Shi Fan, Wang Tao, Wang Jiquan, Hui Beina, Chai Yanlan, Wang Juan, Liu Zi
Department of Radiation Oncology, First Affiliated Hospital of Xi'an Jiaotong University, Xi'an, Shaanxi 710061, P.R. China.
Oncol Lett. 2016 Sep;12(3):2008-2010. doi: 10.3892/ol.2016.4820. Epub 2016 Jul 7.
The occurrence of a peritoneal bladder fistula as a result of radiation cystitis following radiotherapy for cervical cancer is extremely rare and, to the best of our knowledge, has not been reported previously. The present study reports the case of a 50-year-old woman who was diagnosed with cervical cancer 20 years previously and was treated with radiotherapy. The patient was diagnosed with radiation cystitis 10 years ago, which was treated with Chinese medicine, and began experiencing sudden abdominal pain and bowel difficulties following urination 3 years ago. B-ultrasound examination at The People's Hospital of Tongchuan (Tongchuan, China) detected the presence of abdominal pelvic fluid. Following antibiotic (levofloxacin for 5 days) and ascites extraction treatment, symptoms were relieved without recurrence. However, 5 days prior to admission to the First Affiliated Hospital of Xi'an Jiatong University (Xi'an, China) on June 25, 2014, the patient experienced difficulty when urinating, abdominal pain and bloating, but did not experience frequent urination, hematuria or fever. Cystoscopic examination revealed a visible fistula on the bladder wall measuring 1×1 cm in diameter. Cytoscopic examination 1 month after catheterization and ascites extraction revealed no evidence of the fistula. The patient was followed up every 3 months for a year and a half, and is currently alive and well. In conclusion, the occurrence of peritoneal bladder fistula following radiation therapy is rare and cystoscopy is the preferred method of examination and diagnosis. Early detection and treatment may significantly improve the prognosis of patients.
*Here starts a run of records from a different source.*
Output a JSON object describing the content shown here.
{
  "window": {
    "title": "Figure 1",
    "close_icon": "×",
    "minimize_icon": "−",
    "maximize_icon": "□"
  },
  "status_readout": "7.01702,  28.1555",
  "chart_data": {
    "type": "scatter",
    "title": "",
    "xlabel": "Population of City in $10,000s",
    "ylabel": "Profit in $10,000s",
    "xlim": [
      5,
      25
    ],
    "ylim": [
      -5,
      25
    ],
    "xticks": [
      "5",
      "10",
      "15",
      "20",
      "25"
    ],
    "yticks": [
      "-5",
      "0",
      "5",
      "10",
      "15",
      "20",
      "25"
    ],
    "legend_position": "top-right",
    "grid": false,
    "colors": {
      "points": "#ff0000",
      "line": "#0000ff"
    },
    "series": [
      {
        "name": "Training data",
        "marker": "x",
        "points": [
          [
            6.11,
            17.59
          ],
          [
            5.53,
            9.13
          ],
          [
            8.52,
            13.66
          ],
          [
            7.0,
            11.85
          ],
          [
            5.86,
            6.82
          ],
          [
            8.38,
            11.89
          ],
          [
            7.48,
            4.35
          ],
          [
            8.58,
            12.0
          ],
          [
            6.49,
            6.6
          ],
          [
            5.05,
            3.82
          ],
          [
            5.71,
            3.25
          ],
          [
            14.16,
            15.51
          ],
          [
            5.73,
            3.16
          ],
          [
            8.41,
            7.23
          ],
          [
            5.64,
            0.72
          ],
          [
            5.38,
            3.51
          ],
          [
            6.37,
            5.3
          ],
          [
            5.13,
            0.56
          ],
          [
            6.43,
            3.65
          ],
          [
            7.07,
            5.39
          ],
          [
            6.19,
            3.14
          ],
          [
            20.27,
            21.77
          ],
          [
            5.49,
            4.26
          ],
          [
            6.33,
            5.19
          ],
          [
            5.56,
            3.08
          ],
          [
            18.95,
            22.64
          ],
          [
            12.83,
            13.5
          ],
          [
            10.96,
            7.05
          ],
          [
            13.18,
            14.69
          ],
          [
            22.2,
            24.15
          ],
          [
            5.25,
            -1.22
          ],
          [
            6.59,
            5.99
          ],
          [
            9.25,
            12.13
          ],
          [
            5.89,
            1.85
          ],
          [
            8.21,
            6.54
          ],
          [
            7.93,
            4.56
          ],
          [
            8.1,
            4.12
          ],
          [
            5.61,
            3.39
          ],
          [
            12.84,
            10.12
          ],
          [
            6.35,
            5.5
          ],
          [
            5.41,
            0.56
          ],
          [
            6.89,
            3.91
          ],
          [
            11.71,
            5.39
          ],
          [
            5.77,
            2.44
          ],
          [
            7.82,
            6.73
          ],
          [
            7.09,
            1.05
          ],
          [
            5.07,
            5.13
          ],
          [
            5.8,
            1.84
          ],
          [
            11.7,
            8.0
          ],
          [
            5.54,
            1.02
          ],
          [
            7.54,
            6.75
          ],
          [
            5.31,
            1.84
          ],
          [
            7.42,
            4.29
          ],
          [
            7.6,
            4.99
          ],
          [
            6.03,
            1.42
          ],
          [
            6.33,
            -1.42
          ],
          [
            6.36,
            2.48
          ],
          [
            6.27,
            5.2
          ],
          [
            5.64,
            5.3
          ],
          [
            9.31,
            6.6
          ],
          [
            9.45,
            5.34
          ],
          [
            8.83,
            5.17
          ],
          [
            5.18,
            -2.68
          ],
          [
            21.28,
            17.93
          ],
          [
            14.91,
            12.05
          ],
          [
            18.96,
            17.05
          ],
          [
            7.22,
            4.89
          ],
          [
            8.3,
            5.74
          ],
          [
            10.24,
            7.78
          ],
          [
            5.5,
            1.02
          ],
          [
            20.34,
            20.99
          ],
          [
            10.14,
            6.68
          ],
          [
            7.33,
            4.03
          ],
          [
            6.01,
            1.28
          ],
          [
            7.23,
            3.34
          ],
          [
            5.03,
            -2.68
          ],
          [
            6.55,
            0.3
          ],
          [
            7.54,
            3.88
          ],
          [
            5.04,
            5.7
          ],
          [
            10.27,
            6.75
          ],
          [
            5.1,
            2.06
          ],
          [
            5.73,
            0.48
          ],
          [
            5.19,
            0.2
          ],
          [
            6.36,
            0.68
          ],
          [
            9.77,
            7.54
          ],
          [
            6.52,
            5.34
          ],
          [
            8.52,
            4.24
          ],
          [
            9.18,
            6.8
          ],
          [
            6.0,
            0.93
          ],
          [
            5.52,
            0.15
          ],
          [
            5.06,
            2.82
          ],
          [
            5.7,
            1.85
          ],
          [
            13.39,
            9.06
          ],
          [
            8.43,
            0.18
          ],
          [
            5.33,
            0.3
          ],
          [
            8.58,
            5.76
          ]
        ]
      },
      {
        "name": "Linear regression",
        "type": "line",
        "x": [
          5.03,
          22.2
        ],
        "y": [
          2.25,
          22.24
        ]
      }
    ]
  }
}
宫颈癌放疗后因放射性膀胱炎导致腹膜膀胱瘘的情况极为罕见,据我们所知,此前尚未有相关报道。本研究报告了一例50岁女性病例,该患者20年前被诊断为宫颈癌并接受了放疗。患者10年前被诊断为放射性膀胱炎,接受了中医治疗,3年前开始在排尿后出现突发腹痛和排便困难。铜川市人民医院(中国铜川)的B超检查发现腹腔盆腔有积液。经过抗生素治疗(左氧氟沙星5天)和抽取腹水治疗后,症状缓解且未复发。然而,在2014年6月25日入住西安交通大学第一附属医院(中国西安)的5天前,患者出现排尿困难、腹痛和腹胀,但无尿频、血尿或发热症状。膀胱镜检查发现膀胱壁上有一个直径为1×1厘米的可见瘘管。插管和抽取腹水1个月后的膀胱镜检查未发现瘘管迹象。对该患者进行了一年半的每3个月一次的随访,患者目前健在。总之,放疗后腹膜膀胱瘘的发生较为罕见,膀胱镜检查是首选的检查和诊断方法。早期发现和治疗可显著改善患者的预后。